Coronavirus exposes the obscenity of economic injustice
COVID-19 arrived on the shores of a country ill prepared. But Ramaphosa demonstrated high quality leadership as his government pre-emptively responded with alacrity. Yet the virus uncovered the poverty and squalor in which the majority of South Africans live. It was ironic that Ramaphosa was shocked when he encountered inhumane conditions in one of the settlements in the Free State during the recent anniversary of the ANC. Nearly three decades after liberation, Statistics South Africa shows that 56% of the population live in poverty. If the ANC had any conscience left, the president’s encounter would have shaken whatever is left of its moral foundation, but the celebrations went on uninterrupted – until COVID-19 showed up.
A fleeting opportunity
The national mobilisation of the entire population against the virus and the ensuing social solidarity affords the country the chance to defeat the disease. However, it will be the height of folly to go back to business as usual and ignore apartheid’s deep deficit, which neo-liberalism and corruption have reinforced.

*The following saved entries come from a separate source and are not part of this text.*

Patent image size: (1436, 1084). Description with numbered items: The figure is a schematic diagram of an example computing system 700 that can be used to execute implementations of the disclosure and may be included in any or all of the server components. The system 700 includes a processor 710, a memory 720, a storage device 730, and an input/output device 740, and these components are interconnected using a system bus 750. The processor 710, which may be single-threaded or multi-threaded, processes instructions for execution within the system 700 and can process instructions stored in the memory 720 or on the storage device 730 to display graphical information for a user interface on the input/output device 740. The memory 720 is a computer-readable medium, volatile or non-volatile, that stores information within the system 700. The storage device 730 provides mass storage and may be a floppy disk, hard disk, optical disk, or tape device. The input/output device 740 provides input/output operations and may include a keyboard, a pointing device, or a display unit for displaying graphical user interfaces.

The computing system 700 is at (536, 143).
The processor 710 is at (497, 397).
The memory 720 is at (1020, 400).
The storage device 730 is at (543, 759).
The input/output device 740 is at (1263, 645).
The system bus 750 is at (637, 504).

As troublesome as the times are, the current moment offers Ramaphosa and the ANC an ephemeral opportunity to rediscover its soul by shedding the delusion of neo-liberalism and focusing on building a productive economy that will offer real, dignified work and livelihoods. It is astounding to see how worried the establishment is about the international credit rating agencies downgrading South Africa. The same elite do not seem to spend a moment thinking about millions of South Africans deprived of basic needs. Similarly, the ANC and the government have failed to enquire why the Chinese state-owned enterprises (SOEs) are profitable while ours flounder.

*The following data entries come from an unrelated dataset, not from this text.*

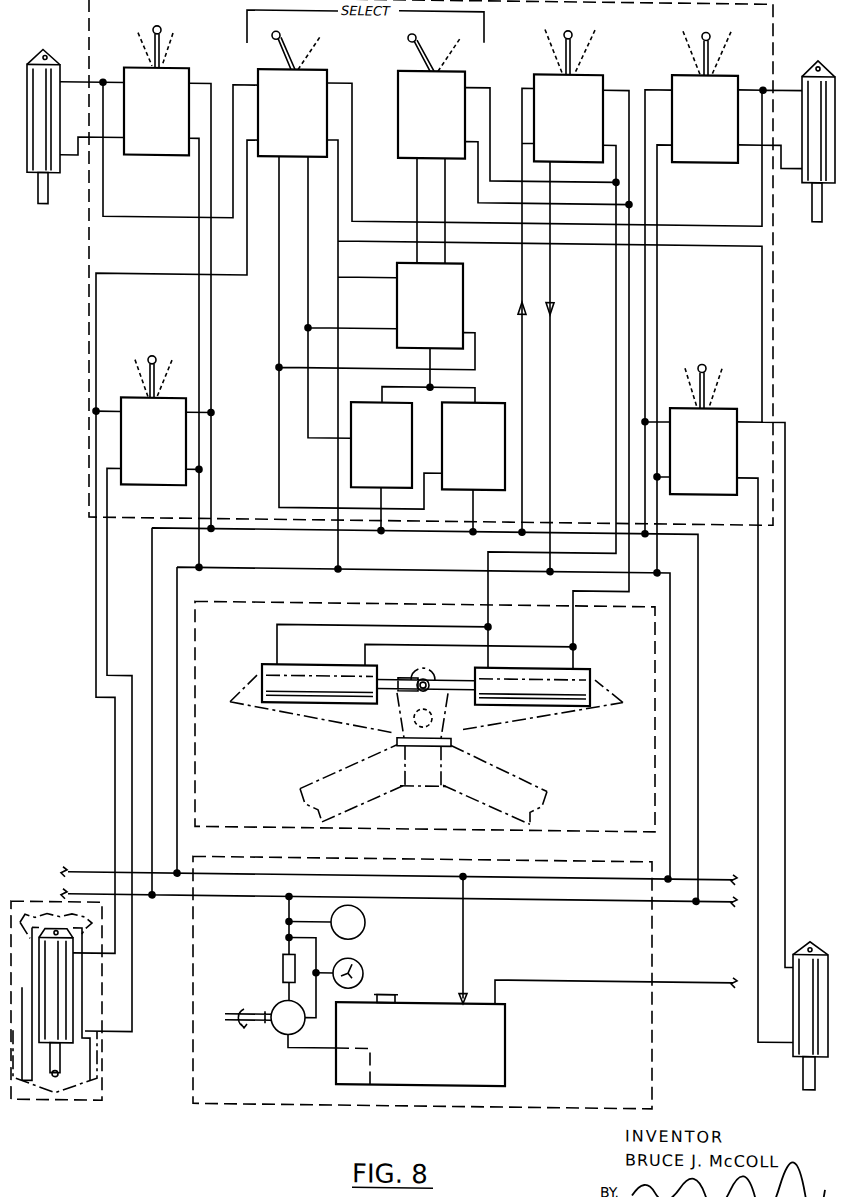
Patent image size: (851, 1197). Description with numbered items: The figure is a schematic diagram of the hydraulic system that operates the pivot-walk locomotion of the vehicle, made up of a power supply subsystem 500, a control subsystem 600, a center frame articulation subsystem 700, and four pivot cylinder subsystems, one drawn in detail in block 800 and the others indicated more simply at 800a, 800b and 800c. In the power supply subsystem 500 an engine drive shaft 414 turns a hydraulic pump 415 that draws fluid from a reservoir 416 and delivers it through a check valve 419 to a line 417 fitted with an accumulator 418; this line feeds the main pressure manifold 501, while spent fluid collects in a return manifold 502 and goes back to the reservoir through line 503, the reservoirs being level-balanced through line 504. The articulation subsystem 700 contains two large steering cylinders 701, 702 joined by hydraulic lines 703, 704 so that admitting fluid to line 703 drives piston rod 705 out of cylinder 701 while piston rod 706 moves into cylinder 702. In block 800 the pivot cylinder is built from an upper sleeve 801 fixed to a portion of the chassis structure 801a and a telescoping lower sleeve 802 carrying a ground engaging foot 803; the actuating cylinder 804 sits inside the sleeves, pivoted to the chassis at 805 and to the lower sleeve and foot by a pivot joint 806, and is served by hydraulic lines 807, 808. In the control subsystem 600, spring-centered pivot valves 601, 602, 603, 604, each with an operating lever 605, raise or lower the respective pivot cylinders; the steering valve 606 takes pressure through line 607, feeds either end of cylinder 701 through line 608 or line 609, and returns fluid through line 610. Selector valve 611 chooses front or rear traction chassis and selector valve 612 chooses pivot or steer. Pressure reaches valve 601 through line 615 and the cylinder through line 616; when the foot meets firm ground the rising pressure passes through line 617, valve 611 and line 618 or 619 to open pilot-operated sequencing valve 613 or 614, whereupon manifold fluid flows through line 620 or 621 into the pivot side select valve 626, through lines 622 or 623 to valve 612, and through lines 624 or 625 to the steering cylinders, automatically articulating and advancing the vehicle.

The control subsystem 600 is at (774, 320).
The left front pivot valve 601 is at (181, 156).
The right front pivot valve 602 is at (705, 160).
The left rear pivot valve 603 is at (135, 485).
The right rear pivot valve 604 is at (692, 488).
The operating lever 605 is at (160, 47).
The steering valve 606 is at (550, 67).
The supply line 607 is at (524, 266).
The steering line 608 is at (628, 294).
The steering line 609 is at (615, 335).
The return line 610 is at (551, 353).
The front-or-rear selector valve 611 is at (317, 67).
The pivot-or-steer selector valve 612 is at (415, 66).
The pivot sequencing valve 613 is at (351, 461).
The pivot sequencing valve 614 is at (506, 463).
The pressure line 615 is at (211, 332).
The cylinder supply line 616 is at (103, 78).
The pilot line 617 is at (100, 190).
The pilot line 618 is at (279, 288).
The pilot line 619 is at (308, 295).
The sequencing valve outlet line 620 is at (381, 493).
The sequencing valve outlet line 621 is at (472, 500).
The line to selector valve 622 is at (417, 172).
The line to selector valve 623 is at (445, 188).
The line to steering cylinder 624 is at (478, 200).
The line to steering cylinder 625 is at (490, 95).
The pivot side select valve 626 is at (462, 305).
The power supply subsystem 500 is at (272, 1104).
The main pressure manifold 501 is at (151, 566).
The return manifold 502 is at (428, 574).
The reservoir return line 503 is at (465, 923).
The reservoir balancing line 504 is at (699, 973).
The engine drive shaft 414 is at (252, 1016).
The hydraulic pump 415 is at (277, 999).
The reservoir 416 is at (506, 1047).
The pump delivery line 417 is at (288, 901).
The accumulator 418 is at (366, 921).
The check valve 419 is at (284, 958).
The center frame articulation subsystem 700 is at (656, 685).
The steering cylinder 701 is at (318, 673).
The steering cylinder 702 is at (534, 672).
The interconnecting hydraulic line 703 is at (393, 620).
The interconnecting hydraulic line 704 is at (428, 648).
The piston rod 705 is at (396, 688).
The piston rod 706 is at (452, 687).
The pivot cylinder subsystem 800 is at (54, 1103).
The left front pivot cylinder subsystem 800a is at (49, 40).
The pivot cylinder subsystem 800b is at (819, 42).
The pivot cylinder subsystem 800c is at (788, 1057).
The upper sleeve 801 is at (74, 960).
The chassis structure 801a is at (40, 913).
The lower sleeve 802 is at (92, 996).
The ground engaging foot 803 is at (66, 1092).
The actuating cylinder 804 is at (72, 1047).
The upper pivot mount 805 is at (72, 934).
The pivot joint 806 is at (62, 1076).
The hydraulic line 807 is at (92, 688).
The hydraulic line 808 is at (130, 716).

The massive disruption induced by COVID-19 offers Ramaphosa, his team and the country an extraordinary opportunity to turn the economic soil inside out. This is not some crazy counsel, but a sensible one that rebalances profits and people’s livelihoods. The first steps in such a task is to rewire the SOEs in such a way that they become profitable, but meanwhile offer their employees a stake in the enterprises through a profit/loss sharing scheme with the state. Simultaneously, the SOEs must be prohibited from running at a loss for two consecutive years at a time. A skilled and ethical management must also be given full professional autonomy. Secondly, the government must urgently reassess its neo-liberal trade policy, and do everything conceivable to champion the local production of goods to satisfy the needs of the vast majority of citizens. Thirdly, progressive land reform need not engender economic dislocation if huge farms are transformed into shareholding enterprises for all the people who work the land.
To break the back of obscene poverty South Africa requires a radical social settlement. This is the only real option; otherwise, the long walk to freedom would have been in vain.
Professor Abdi Samatar is a Research fellow at the University of Pretoria and professor at the University of Minnesota.